Yazımızı, hocamızın Yeditepe Bienali’ndeki sergisi için kaleme aldığı satırlarla nihayete erdirelim:
DOKSAN
“Su ateşte yüz derecede kaynar. On yıl daha çekeceğim bu dünya çilesini 5 Ocak 1928 (5928)’de Tarsus’un Göçük Köyü’nde dünyaya gelmişim Cennet’ten.
Yazının icadı, insanlığın miladı... 5928 doğumlu 6018 yaşımdayım. On yıl daha yazı çizmek istiyorum.

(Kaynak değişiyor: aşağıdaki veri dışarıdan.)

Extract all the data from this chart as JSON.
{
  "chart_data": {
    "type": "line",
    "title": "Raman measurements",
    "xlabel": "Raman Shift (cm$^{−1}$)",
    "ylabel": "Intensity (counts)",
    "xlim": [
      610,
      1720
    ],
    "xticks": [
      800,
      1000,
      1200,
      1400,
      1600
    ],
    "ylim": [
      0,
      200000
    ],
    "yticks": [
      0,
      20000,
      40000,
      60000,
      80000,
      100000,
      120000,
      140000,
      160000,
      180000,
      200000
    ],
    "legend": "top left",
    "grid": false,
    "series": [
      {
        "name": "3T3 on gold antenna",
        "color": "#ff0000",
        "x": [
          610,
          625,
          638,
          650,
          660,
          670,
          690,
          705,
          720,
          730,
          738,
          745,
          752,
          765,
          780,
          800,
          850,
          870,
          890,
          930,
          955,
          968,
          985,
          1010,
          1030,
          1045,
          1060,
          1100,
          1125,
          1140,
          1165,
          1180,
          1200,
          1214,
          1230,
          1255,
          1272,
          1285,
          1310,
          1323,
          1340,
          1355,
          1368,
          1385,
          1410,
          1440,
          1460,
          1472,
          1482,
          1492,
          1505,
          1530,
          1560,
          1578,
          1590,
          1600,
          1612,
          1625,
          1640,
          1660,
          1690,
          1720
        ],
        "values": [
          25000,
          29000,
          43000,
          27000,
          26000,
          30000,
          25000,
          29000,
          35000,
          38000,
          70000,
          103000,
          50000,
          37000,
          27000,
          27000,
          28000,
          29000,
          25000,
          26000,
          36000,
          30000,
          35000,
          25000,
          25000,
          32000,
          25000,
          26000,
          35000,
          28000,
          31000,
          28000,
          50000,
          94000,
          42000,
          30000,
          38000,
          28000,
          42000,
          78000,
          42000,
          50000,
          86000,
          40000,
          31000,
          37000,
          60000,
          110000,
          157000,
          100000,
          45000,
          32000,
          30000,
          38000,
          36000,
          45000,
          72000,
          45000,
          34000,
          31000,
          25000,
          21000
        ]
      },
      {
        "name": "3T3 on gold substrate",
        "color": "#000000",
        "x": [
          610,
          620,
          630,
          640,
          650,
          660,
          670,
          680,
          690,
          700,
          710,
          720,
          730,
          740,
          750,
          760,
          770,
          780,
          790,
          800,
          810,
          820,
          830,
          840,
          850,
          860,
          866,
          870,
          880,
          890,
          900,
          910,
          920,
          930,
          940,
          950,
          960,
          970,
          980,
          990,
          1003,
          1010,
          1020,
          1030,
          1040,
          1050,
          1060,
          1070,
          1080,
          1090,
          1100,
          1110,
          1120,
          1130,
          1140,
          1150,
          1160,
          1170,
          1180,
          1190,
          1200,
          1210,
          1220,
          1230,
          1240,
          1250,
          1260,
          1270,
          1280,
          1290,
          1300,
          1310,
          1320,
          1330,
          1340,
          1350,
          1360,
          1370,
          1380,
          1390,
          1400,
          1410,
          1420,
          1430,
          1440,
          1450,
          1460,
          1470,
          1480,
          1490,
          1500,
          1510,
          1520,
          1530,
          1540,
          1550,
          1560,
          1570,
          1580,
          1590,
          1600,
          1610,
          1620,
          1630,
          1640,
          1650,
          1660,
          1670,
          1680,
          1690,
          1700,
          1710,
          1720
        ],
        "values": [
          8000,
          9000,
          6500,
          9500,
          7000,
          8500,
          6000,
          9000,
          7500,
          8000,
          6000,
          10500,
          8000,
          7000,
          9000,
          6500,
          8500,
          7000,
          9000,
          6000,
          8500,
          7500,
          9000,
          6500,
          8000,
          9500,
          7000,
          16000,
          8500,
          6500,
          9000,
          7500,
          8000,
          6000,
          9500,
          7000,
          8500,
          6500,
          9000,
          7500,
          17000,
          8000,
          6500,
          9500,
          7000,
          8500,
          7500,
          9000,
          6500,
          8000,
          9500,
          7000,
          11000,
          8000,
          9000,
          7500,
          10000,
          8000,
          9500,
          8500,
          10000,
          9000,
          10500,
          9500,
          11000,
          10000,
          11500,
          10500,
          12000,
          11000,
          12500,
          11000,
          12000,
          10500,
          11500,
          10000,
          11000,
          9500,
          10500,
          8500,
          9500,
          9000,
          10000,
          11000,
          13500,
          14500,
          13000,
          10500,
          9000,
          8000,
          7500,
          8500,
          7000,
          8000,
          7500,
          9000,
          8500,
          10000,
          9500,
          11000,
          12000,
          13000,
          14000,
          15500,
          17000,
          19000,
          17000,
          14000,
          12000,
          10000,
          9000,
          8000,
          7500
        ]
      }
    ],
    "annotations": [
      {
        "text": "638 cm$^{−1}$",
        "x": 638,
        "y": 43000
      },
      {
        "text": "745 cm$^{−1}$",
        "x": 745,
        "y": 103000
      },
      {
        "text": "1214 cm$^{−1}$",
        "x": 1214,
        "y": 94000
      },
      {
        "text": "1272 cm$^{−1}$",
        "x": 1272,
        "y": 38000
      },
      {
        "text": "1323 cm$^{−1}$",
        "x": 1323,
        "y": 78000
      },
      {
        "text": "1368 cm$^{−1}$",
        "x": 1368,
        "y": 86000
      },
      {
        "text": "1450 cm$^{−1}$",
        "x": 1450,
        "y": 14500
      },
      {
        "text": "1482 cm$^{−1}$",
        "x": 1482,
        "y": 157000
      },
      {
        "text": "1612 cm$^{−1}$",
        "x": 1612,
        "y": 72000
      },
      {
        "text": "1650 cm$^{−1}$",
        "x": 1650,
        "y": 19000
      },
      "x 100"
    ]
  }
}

Doğduğumdan beri çalışıyorum. Ana sütü emmek de çalışmaktır... Uykuya ve yemeğe ayrılan zaman, kayıp zaman. Yaşamımın, ilk çağı (ilkokul), ortaokul ve lise (ortaçağ) ve yeniçağ (akademi). Üç çağın temeli, altı yaşıma kadar olanıdır.
90 yıllık yazı–çizgi içinde 50 yıl gazetecilik mesleği de var. Meslekle sanat yaşım 90. Artı meslek yaşım 50. İkisini topluyorum: 140. Bu benim çalışma yaşım. Yaşamayı çalışmak için seviyorum. Cennetin kapısı çileli çalışma odamın kapısıdır.”